The study used ANOVA to analyze the performance measures, which is efficient since it is the preferred statistical method in dealing with multiple numbers of observations in research. The study was focused on learning from observations which in some cases can be difficult in real life since sequenced actions can be interrupted by other actions. The results that were found in the first experiment are conclusive and are in line with the previous studies that had been conducted which stated that the imitation of inappropriate actions increases from the age of three to five. The research did not demonstrate how the calculations were carried out. Though it would have consumed a lot of space, showcasing the method of calculating the results as opposed to merely stating the results enables an individual who does not know how to calculate, to understand how the figures had been arrived at and therefore provides easy interpretation.

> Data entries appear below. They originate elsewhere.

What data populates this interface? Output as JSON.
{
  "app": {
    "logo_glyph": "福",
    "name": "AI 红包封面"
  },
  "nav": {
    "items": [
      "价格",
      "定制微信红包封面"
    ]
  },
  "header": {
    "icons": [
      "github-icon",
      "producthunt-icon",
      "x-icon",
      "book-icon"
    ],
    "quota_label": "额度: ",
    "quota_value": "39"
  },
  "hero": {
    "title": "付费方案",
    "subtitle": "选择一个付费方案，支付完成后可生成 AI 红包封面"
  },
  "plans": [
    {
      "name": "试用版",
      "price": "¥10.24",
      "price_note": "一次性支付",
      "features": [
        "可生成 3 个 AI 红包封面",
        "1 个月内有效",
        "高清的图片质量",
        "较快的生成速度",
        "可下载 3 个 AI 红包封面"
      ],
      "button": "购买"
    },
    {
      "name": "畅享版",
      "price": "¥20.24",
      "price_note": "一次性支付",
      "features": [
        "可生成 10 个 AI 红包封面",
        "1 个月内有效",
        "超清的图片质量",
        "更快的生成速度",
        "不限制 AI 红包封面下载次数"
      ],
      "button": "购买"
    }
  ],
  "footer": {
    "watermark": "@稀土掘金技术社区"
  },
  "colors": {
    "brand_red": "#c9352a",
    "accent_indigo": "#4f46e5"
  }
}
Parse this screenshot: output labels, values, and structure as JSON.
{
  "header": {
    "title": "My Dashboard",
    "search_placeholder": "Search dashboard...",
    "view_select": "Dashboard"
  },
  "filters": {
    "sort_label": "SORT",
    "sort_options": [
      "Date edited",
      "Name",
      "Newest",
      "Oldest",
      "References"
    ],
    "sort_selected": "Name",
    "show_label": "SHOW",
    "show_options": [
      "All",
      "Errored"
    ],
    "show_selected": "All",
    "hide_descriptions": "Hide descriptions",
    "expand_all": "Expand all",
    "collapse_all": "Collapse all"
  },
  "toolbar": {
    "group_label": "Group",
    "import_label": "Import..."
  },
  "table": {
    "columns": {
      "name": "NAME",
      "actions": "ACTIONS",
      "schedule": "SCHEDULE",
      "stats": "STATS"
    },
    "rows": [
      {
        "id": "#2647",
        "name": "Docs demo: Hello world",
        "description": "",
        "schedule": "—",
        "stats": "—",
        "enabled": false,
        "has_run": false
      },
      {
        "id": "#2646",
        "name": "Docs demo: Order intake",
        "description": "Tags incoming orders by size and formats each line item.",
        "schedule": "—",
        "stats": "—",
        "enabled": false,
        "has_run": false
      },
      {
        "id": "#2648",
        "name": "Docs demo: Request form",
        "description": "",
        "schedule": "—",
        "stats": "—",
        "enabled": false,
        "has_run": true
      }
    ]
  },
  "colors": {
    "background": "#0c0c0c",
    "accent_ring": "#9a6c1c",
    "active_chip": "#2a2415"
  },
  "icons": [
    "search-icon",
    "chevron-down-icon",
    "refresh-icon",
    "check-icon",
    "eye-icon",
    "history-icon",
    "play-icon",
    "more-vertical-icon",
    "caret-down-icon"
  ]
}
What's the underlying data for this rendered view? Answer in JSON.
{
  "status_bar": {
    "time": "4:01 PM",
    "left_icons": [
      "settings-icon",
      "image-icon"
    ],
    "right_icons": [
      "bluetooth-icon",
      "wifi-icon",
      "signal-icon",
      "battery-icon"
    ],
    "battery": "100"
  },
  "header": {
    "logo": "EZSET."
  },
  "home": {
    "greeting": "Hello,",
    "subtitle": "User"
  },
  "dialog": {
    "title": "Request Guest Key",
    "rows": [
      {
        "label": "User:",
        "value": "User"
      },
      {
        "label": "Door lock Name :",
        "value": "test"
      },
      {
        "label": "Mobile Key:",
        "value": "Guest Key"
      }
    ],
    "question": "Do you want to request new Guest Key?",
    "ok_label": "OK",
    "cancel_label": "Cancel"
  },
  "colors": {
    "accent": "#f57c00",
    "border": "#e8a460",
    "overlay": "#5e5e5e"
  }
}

Data was presented in bar graphs which could be easily interpreted.

 The experiment also receives credit since it was approved by the committee for institutional ethics and followed the declaration of Helsinki principles which are considered as the cornerstone of research ethics that are related to humans.

The researchers were able to examine their hypothesis that they had stated for the research where they had predicted that three to five-year-olds would be able to differently weight the demonstrations that are misleading. They expected that the younger children would find a difficulty in identifying sub-actions that were irrelevant showing a higher susceptibility to the actions context perceptual influences (Freier, 2015). The older children, on the other hand, were expected to be able to structure the events that had been observed in regards to specific procedural components and the relative outcomes. The questions that they set out to answer from the start have been well analyzed in the paper. They answered them through the experiments that were carried out.







 Structure Evaluation

 The paper is presented in APA style guidelines with the researchers properly adhering to the formatting guidelines.  The researchers were able to provide the correct in-text citations with the sources being correctly referenced. The article is well organized from the introduction to the methods, results, discussions the acknowledgments and finally the references. The researchers adequately reviewed the other external sources and they have been appropriately merged with the final article.

The research is critical as it adds knowledge to the gap that is available when it comes to the development of action processing during preschool years. The paper also contributes to adding awareness about the importance of imitating behaviors as a source that one can use to acquire knowledge. The observations that were made by the researchers are in line with the notion of young children’s goal representations. The information provided by the research is highly useful in monitoring child behavior and can be used by individuals who are interested in that specific field of study.










The article is relevant in providing readers with information about sequential actions in preschool children. The topic of over imitation in children was significantly tackled by the researchers, which adds knowledge to the research field. The scholars managed to conduct an experiment that proved that the social accounts of over imitation did not provide comprehensive details of the pattern of results that had been observed. Nonetheless, the study has some challenges regarding the method of data collection i.e. observation. Evidently, it is hard to find accurate results based on this approach. Moreover, information from the parents could be inaccurate. Irrespective of these drawbacks, the content presented by this study is relevant. Researchers who would like to carry out analyses in this type of area can; therefore, use this particular study as reference to further their research into imitation behaviour within the adolescent.